Sometimes I wonder if anyone listens? This week I received a sign that people do!
I had the opportunity to speak with Sam Edmund on the SEN podcast, This Is Your Sporting Life. We talked about my OLYmpic dream, right from the start as an 8 year old girl in Townsville, to my final Games in London almost 10 years ago, and touched on what keeps me awake at night now... the idea that Brisbane may be announced as an OLYMPIC City! How cool is that?
After the interview aired, I received this lovely message:
“Hey Nat. I heard your podcast this morning on SEN and just wanted to tell you it was fantastic. If I were a youngster hearing it I would have been so inspired to be like you and be an Olympian. You are such a brilliant role model. Well done.”
It’s been nearly 40 years(!) since my OLYmpic dream began, and it's amazing to think that I’m still sharing the message and passion from a SINGLE spark of inspiration, with people all over the world. When I receive a message like the one above, it inspires me to keep going.
So, this week, I want to talk about impact.
We toil away, we do our best every day, and hope we have a positive impact on the people around us… But it’s not often that we’re formally recognised for our efforts. And even when we are, it can be hard for those positives to outweigh the influence of our inner critic: I think I speak for nearly everyone when I say that the negatives we think or hear about ourselves tend to far outweigh the positives.
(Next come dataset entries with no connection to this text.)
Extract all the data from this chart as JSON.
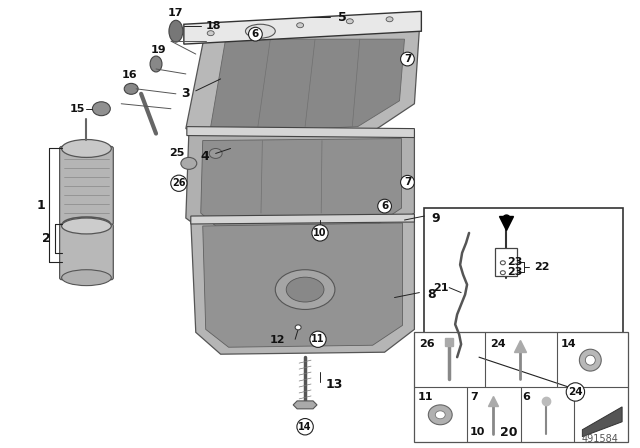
{
  "bg_color": "#ffffff",
  "part_number": "491584",
  "line_color": "#222222",
  "gray_light": "#d0d0d0",
  "gray_mid": "#a0a0a0",
  "gray_dark": "#707070",
  "gray_fill": "#c0c0c0",
  "font_size_label": 9,
  "font_size_small": 7,
  "font_size_num": 8
}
If you pile heaps of sugar into a cup of coffee you have really sweet coffee but it only takes one drop of poison to kill you! That’s how potent negative voices are! And there’s plenty of research that confirms this, too.
Getting past my inner critic was a struggle for most of my sporting career. The turning point was when I realised it was the critic holding me back. Not my skills, not my body. It was that nagging voice in my head dragging me down. Even now it sometimes pipes up with something to say, but the difference is that I can now listen to what it’s trying to tell me, and then put it back in its box. The best antidote I've found is to shout affirmations back even louder to drown out the negativity. Use empowering, uplifting music if you can’t turn the volume of those affirmations up loud enough yourself!
Since retiring from beach volleyball, it’s been my passion to share what I’ve learned about goal-setting, motivation, and taming that inner critic. I get to help people to win their own ‘gold medal’, whatever that means to them. Getting to play a part in their success is what fuels me, and I feel immense pride when people say I’ve helped them to live out their dreams*.
But you don’t have to win a medal to be proud of yourself, or to have an impact on others. You can set an example just by showing up as the best version of you. You will never know how many lives you have touched, or how far and wide your influence extends. Consider you are a leader, even when standing still!
"Your influence, like your shadow, extends to where you may never be." - author unknown
I’ll end today’s blog with two thoughts:
First: keep doing your best, because there are people listening and watching, and you may just be the inspiration they need.
Second: if someone has had a great impact on you, let them know! You may just be the inspiration they need to keep going.
*An excerpt from the SEN podcast: There is one person whose dreams I wish I hadn’t inspired – a certain Brazilian beach volleyball player who beat me in Beijing, and rushed over after the game to say how much she loved my book, Go Girl. I swear the look in her eye said, “Thank you for teaching me how to beat you”!